NCAA Division I-AA First Round, L 19–66 vs. Louisiana Tech
- Conference: Southwestern Athletic Conference
- Record: 9–2 (6–1 SWAC)
- Head coach: Archie Cooley (5th season);
- Home stadium: Magnolia Stadium

= 1984 Mississippi Valley State Delta Devils football team =

American college football season

The 1984 Mississippi Valley State Delta Devils team represented the Mississippi Valley State University as a member of the Southwestern Athletic Conference (SWAC) during the 1984 NCAA Division I-AA football season. Led by fifth-year head coach Archie Cooley, the Delta Devils played their home games at Magnolia Stadium—now known as Rice–Totten Stadium—in Itta Bena, Mississippi. Mississippi Valley State finished the season with an overall record of 9–2 and a mark of 6–1 in conference play, placing second in the SWAC. The team qualified for the NCAA Division I-AA playoffs, losing to Louisiana Tech in the first round. With an offense led by quarterback Willie Totten and wide receiver Jerry Rice, the Delta Devils scored 628 points on the season, averaging more than 57 points per game.

==Schedule==

| Date | Opponent | Rank | Site | Result | Attendance | Source |
| September 1 | at Kentucky State* |  | Alumni Field; Frankfort, KY; | W 86–0 | 1,300 |  |
| September 15 | at Washburn* |  | Moore Bowl; Topeka, KS; | W 77–15 | 4,000 |  |
| September 22 | at Jackson State | No. T–18 | Mississippi Veterans Memorial Stadium; Jackson, MS; | W 49–32 | 50,337 |  |
| September 29 | at No. 11 Southern |  | A. W. Mumford Stadium; Baton Rouge, LA; | W 63–45 |  |  |
| October 13 | vs. Grambling State |  | Hoosier Dome; Indianapolis, IN (Circle City Classic); | W 48–36 | 40,000 |  |
| October 20 | at Texas Southern | No. 8 | Robertson Stadium; Houston, TX; | W 55–42 |  |  |
| October 27 | Prairie View A&M | No. 5 | Magnolia Stadium; Itta Bena, MS; | W 71–6 | 11,341 |  |
| November 3 | vs. No. 4 Alcorn State | No. 5 | Mississippi Veterans Memorial Stadium; Jackson, MS; | L 28–42 | 63,808 |  |
| November 10 | Alabama State | No. 8 | Magnolia Stadium; Itta Bena, MS; | W 49–7 |  |  |
| November 17 | Langston* | No. 8 | Magnolia Stadium; Itta Bena, MS; | W 83–11 |  |  |
| November 24 | at No. 9 Louisiana Tech* | No. 6 | Joe Aillet Stadium; Ruston, LA (NCAA Division I-AA First Round); | L 19–66 | 17,500 |  |
*Non-conference game; Homecoming; Rankings from NCAA Division I-AA Football Committee Poll released prior to the game;

==Individual accomplishments==
As a senior in 1984, Jerry Rice broke his own NCAA Division I-AA records for receptions (112) and receiving yards (1,845). His 27 touchdown receptions in that 1984 season set the NCAA mark for all divisions. Rice caught 17 passes for 199 yards against Southern, 17 for 294 against , and 15 for 285 against Jackson State, in the first win for Mississippi Valley over the Tigers since 1954. He scored five touchdowns twice that year. Rice was named to every 1984 College Football All-America Team, including the Associated Press squad, and finished ninth in Heisman Trophy balloting. In the Blue–Gray Football Classic all-star game played on Christmas Day, he earned MVP honors.

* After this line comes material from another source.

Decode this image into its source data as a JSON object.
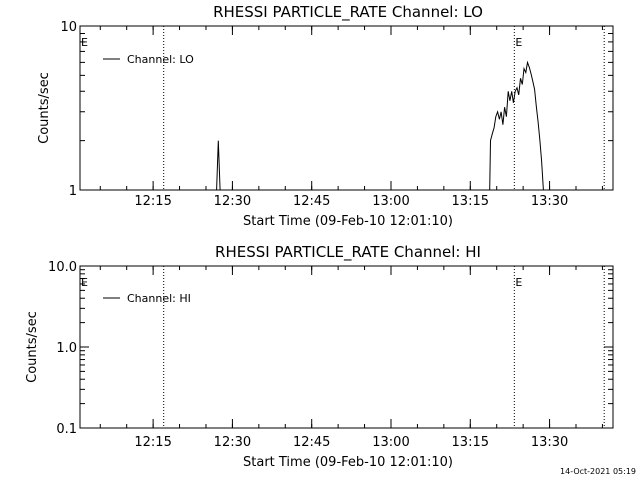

Rice finished his college career with 301 catches for 4,693 yards and 50 touchdowns. His NCAA record for total career touchdown receptions stood until October 7, 2006, when New Hampshire Wildcats wide receiver David Ball, recorded his 51st career receiving touchdown.

==Team players in the NFL==

| Player | Position | Round | Pick | NFL club |
|---|---|---|---|---|
| Jerry Rice | Wide receiver | 1 | 16 | San Francisco 49ers |

- Willie Totten played for the Buffalo Bills in 1987.